'Grave consequences' if web community doesn't switch to new address protocol
The internet is running out of web addresses, with less than 10 per cent of current-generation IPv4 web addresses still available, warns the Number Resource Organisation.
That could lead to a shortage of available web addresses, warns the Number Resource Organisation, the group tasked with allocating the remaining IPv4 addresses. It is urging business and organisations to migrate to the next generation naming protocol, IPv6, in order to limit the impact of the address shortage on "future network operations".
The IPv4 and IPv6 protocols refer to the way in which web addresses are created and assigned. Each website has a unique IP address, represented by a string of numbers, which are then given a user-friendly web address, such as telegraph.co.uk, to make them easier to remember.
“This is a key milestone in the growth and development of the global internet,” said Axel Pawlik, chairman of the Number Resource Organisation. “With less than 10 per cent of the entire IPv4 address range still available, it is vital that the internet community take considered and determined action to ensure the global adoption of IPv6.
"The limited IPv4 addresses will not allow us enough resources to achieve the ambitions we all hold for global internet access. The deployment of IPv6 is a key infrastructure development that will enable the network to support the billions of people and devices that will connect in the coming years."
A recent survey by the European Commission found that of the 610 government, educational and other industry organisations questioned across Europe, the Middle East and Asia, just 17 per cent had upgraded to IPv6. The Commission warned that the timely deployment of the protocol is vital to the growth and stability of the internet.
“Many decision-makers don’t realise how many devices require IP addresses," said Raul Echeberria, secretary of the Number Resource Organisation. "Mobile phones, laptops, servers, routers, all need unique addresses.

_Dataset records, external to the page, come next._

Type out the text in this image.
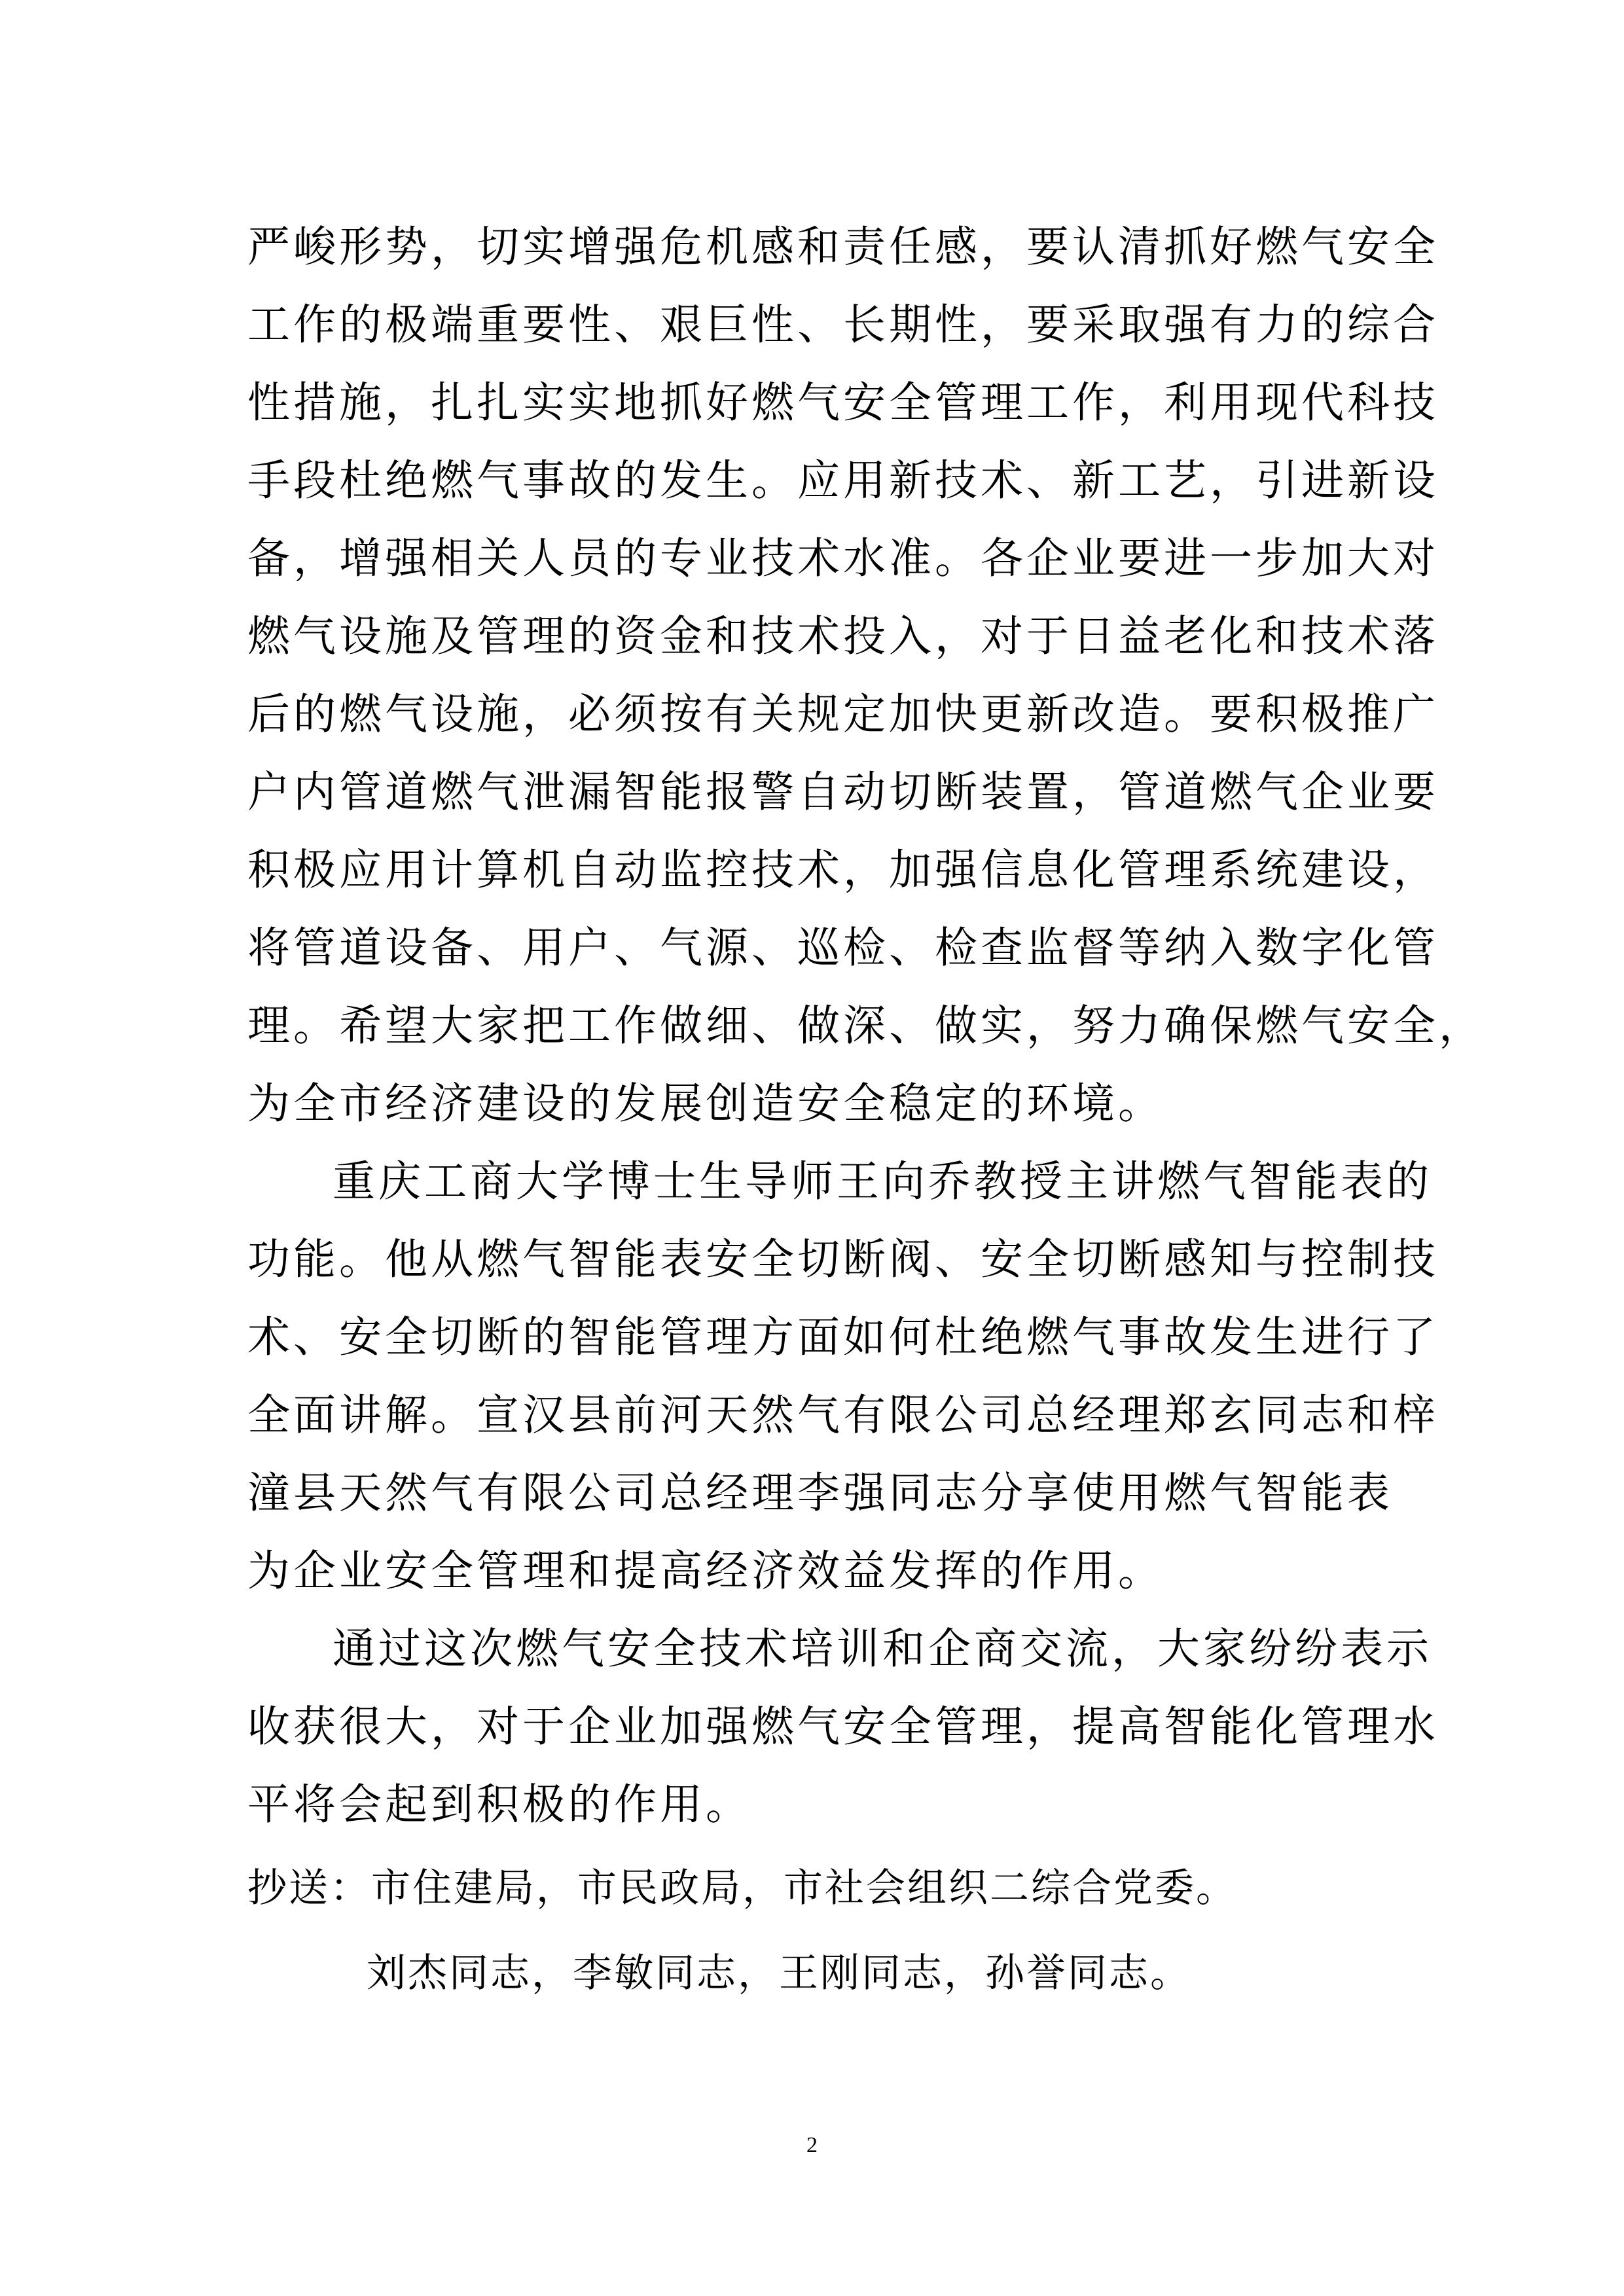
严峻形势，切实增强危机感和责任感，要认清抓好燃气安全
工作的极端重要性、艰巨性、长期性，要采取强有力的综合
性措施，扎扎实实地抓好燃气安全管理工作，利用现代科技
手段杜绝燃气事故的发生。应用新技术、新工艺，引进新设
备，增强相关人员的专业技术水准。各企业要进一步加大对
燃气设施及管理的资金和技术投入，对于日益老化和技术落
后的燃气设施，必须按有关规定加快更新改造。要积极推广
户内管道燃气泄漏智能报警自动切断装置，管道燃气企业要
积极应用计算机自动监控技术，加强信息化管理系统建设，
将管道设备、用户、气源、巡检、检查监督等纳入数字化管
理。希望大家把工作做细、做深、做实，努力确保燃气安全，
为全市经济建设的发展创造安全稳定的环境。
重庆工商大学博士生导师王向乔教授主讲燃气智能表的
功能。他从燃气智能表安全切断阀、安全切断感知与控制技
术、安全切断的智能管理方面如何杜绝燃气事故发生进行了
全面讲解。宣汉县前河天然气有限公司总经理郑玄同志和梓
潼县天然气有限公司总经理李强同志分享使用燃气智能表
为企业安全管理和提高经济效益发挥的作用。
通过这次燃气安全技术培训和企商交流，大家纷纷表示
收获很大，对于企业加强燃气安全管理，提高智能化管理水
平将会起到积极的作用。
抄送：市住建局，市民政局，市社会组织二综合党委。
刘杰同志，李敏同志，王刚同志，孙誉同志。
2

The number of available IPv4 addresses is shrinking rapidly, and if the global internet community fails to recognise this, it will face grave consequences in the very near future."
Web experts say the process of switching from IPv4 to IPv6 is relatively straightforward, but will require significant investment from companies and internet service providers to ensure that old software and hardware is compatible with the new protocol. It may also involve installing some new equipment at the edge of corporate networks that handle routers and firewalls, while internet service providers will likely need to send domestic customers a new router to plug in to their phone line.